Malachi’s short book brings the entire Prophets collection to a close. Little more is known of this messenger, who followed shortly after Zechariah, than that his emphasis was twofold: the sins of Judah following the rebuilding of the temple, and intervention to resolve the resulting problems.
“Malachi’s is a book of transition. He stands at the close of the OT period, as the last representative of divine prophecy before its reappearance in the preaching of John the Baptist.”
Writing around 430 during the governorship of Nehemiah over Judah, Malachi references in the first half of his book an altar, sacrificial offerings and a priesthood (Malachi 1:7–10). This indicates a time after the completion of the temple. But it becomes clear that despite the presence of these elements of Israel’s system of worship, the priests and the people had returned to the corrupt behavior that had led to their earlier captivity in Babylon. The land was under a curse, with poor crop yields, the priests failing in their teaching role. The people had forsaken the covenant with God, allowing idolatry once more. Hypocrisy, adultery and divorce had overtaken them.
In the second part of the book, Malachi shows God’s resolution to the ongoing problems of faithlessness at all levels. He will send a special servant to precede the coming of the Messiah: “‘Behold, I send My messenger, and he will prepare the way before Me. And the Lord, whom you seek, will suddenly come to His temple, even the Messenger of the covenant, in whom you delight. Behold, He is coming,’ says the Lord of hosts” (3:1). This is the well-known passage that prophesies the work of one messenger, John the Baptist, preparing the way for a second messenger, Jesus Christ.
But even so the Lord did not come to His temple at that time. This is indicated in the following verses that relate to yet future events: “But who can endure the day of His coming? And who can stand when He appears? For He is like a refiner’s fire and like launderers’ soap. He will sit as a refiner and a purifier of silver; He will purify the sons of Levi, and purge them as gold and silver, that they may offer to the Lord an offering in righteousness” (verses 2–3).

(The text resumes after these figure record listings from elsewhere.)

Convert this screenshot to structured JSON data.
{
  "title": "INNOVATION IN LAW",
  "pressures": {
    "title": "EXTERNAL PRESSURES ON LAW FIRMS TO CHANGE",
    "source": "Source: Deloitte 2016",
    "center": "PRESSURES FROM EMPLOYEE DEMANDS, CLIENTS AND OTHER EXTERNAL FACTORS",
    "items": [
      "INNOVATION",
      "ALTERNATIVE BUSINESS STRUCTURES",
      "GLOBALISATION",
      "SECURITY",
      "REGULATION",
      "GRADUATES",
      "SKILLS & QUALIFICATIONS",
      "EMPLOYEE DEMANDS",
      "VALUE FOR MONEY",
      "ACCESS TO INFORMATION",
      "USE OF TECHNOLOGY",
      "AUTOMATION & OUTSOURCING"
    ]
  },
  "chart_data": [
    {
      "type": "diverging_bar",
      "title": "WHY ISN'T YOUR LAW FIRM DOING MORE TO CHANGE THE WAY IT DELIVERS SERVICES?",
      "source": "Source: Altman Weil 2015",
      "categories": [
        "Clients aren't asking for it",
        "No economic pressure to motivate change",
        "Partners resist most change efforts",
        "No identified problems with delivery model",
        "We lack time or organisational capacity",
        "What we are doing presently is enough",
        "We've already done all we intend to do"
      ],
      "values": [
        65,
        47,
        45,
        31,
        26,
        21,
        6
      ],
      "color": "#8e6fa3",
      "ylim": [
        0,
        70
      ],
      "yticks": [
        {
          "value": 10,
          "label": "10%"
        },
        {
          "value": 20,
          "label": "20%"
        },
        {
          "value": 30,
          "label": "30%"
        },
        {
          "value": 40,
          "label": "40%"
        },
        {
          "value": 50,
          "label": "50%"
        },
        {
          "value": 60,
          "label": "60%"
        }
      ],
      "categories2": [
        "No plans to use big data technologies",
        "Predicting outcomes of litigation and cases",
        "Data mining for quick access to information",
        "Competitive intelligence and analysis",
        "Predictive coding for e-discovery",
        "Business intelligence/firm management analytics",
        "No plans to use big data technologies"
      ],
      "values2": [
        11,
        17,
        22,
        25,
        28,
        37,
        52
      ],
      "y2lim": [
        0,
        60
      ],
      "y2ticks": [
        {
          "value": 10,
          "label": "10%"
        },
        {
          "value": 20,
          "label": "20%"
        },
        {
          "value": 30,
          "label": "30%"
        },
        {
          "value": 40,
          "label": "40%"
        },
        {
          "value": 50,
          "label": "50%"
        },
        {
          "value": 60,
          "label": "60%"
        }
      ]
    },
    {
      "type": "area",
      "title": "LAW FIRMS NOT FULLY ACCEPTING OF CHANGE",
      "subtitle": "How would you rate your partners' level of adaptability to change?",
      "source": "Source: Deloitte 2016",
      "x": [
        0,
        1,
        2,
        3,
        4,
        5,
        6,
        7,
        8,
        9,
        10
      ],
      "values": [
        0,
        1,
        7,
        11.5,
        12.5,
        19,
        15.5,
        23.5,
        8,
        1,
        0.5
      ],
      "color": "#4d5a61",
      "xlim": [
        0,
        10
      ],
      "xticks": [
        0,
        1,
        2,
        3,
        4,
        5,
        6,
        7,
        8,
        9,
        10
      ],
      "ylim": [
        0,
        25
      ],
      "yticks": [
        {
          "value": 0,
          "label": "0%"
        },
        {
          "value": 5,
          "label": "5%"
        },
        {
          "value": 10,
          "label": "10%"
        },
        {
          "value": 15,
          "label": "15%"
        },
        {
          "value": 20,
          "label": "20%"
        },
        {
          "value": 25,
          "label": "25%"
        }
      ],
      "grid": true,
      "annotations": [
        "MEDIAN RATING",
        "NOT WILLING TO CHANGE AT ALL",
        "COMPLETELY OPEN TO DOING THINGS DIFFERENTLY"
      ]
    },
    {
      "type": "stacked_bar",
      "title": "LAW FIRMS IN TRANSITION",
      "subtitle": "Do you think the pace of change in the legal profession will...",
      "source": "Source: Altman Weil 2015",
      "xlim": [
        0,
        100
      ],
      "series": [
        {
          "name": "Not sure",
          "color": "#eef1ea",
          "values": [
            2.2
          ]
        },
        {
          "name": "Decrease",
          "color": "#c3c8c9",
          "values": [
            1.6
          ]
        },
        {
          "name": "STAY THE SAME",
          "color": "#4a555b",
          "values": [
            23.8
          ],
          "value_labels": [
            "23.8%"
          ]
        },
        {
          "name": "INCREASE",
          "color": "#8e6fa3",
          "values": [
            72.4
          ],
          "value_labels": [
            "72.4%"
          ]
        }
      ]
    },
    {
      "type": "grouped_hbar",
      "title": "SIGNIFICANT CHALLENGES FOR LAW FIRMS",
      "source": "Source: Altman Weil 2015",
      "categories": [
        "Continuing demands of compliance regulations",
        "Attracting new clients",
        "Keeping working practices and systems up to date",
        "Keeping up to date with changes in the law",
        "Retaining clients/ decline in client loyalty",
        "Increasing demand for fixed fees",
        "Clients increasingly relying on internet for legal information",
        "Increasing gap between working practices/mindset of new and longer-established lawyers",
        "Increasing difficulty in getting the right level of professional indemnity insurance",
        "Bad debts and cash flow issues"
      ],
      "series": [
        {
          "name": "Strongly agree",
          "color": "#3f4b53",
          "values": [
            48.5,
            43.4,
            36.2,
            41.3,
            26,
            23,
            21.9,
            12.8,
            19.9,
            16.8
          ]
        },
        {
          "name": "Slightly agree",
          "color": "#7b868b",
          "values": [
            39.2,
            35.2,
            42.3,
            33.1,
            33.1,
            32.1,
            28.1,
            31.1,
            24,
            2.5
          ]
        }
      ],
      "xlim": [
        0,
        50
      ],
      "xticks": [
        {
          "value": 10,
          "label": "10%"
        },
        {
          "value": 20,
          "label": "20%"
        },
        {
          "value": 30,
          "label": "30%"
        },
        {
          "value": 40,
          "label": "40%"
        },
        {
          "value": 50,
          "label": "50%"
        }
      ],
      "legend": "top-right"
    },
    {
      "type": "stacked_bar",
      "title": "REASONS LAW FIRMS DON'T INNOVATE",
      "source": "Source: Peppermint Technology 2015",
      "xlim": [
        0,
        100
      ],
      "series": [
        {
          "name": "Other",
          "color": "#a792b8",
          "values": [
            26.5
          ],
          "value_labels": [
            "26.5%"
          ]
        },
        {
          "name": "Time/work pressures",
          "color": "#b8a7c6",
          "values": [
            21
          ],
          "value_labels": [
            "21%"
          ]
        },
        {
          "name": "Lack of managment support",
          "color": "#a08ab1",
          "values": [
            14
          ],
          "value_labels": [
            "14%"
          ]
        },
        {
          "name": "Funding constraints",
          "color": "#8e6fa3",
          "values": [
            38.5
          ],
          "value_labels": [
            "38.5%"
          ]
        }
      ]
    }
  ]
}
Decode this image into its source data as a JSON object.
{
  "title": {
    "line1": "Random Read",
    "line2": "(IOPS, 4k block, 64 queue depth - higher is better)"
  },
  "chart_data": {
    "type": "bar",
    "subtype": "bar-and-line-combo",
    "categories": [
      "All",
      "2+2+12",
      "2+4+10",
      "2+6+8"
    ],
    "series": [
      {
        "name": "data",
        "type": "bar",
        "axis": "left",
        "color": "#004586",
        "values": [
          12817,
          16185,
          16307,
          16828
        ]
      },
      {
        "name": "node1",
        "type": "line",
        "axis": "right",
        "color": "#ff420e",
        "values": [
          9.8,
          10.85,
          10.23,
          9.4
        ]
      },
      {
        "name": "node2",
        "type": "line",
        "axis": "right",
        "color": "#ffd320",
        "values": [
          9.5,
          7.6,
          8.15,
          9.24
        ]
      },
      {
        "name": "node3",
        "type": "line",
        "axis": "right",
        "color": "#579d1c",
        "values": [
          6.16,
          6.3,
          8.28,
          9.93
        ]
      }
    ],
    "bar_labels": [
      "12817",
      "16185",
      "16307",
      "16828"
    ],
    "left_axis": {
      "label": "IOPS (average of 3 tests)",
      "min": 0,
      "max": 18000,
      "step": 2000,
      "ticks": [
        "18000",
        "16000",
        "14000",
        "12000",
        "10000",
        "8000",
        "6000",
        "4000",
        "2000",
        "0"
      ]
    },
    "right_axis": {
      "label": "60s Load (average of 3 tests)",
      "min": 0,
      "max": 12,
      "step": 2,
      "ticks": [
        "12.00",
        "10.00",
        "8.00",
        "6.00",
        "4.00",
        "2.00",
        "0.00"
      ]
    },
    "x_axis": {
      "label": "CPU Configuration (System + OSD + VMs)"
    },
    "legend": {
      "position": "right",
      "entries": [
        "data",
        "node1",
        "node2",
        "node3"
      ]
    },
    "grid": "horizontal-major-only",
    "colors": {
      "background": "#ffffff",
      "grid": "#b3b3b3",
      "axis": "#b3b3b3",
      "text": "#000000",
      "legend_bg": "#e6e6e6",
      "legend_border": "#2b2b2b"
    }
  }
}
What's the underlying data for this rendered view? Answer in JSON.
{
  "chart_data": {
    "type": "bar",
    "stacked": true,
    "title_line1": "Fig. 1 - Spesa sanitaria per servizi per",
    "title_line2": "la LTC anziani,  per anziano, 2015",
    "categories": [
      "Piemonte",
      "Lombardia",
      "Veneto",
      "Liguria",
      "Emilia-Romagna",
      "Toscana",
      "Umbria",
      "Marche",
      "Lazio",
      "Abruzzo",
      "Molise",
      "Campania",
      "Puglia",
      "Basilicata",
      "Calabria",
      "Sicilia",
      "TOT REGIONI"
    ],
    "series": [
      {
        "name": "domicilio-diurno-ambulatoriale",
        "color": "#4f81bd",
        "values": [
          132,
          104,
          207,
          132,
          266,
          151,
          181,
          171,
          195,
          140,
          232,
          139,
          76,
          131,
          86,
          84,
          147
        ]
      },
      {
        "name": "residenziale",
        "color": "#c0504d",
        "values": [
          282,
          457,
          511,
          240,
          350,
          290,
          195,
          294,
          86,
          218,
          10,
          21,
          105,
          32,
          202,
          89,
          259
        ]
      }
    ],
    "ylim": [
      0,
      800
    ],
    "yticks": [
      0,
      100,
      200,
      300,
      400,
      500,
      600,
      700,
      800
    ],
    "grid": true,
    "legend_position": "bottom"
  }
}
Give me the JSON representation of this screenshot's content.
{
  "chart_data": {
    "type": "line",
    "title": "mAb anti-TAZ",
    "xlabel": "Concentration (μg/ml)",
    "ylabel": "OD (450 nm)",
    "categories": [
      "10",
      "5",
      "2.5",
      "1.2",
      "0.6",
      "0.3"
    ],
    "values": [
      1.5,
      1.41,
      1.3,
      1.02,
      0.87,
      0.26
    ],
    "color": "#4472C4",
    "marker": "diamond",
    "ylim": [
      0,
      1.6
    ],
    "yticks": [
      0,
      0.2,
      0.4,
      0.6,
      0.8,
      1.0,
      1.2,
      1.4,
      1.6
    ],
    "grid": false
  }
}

In the meantime, Judah and its priesthood must return to God if they are to be blessed (verses 6–7). The book of Malachi concludes with a warning that “the great and dreadful day of the Lord”—of God’s judgment on all humanity—is coming. But so that there will be a remnant saved from the utter destruction that will otherwise strike the earth, just before that day an Elijah-like prophet will come to turn people to God’s way as exemplified in the law of Moses. This is described as fathers turning their hearts to their children and those children to their fathers—a recommitment to godly families, based on the teaching of the Torah (4:5–6).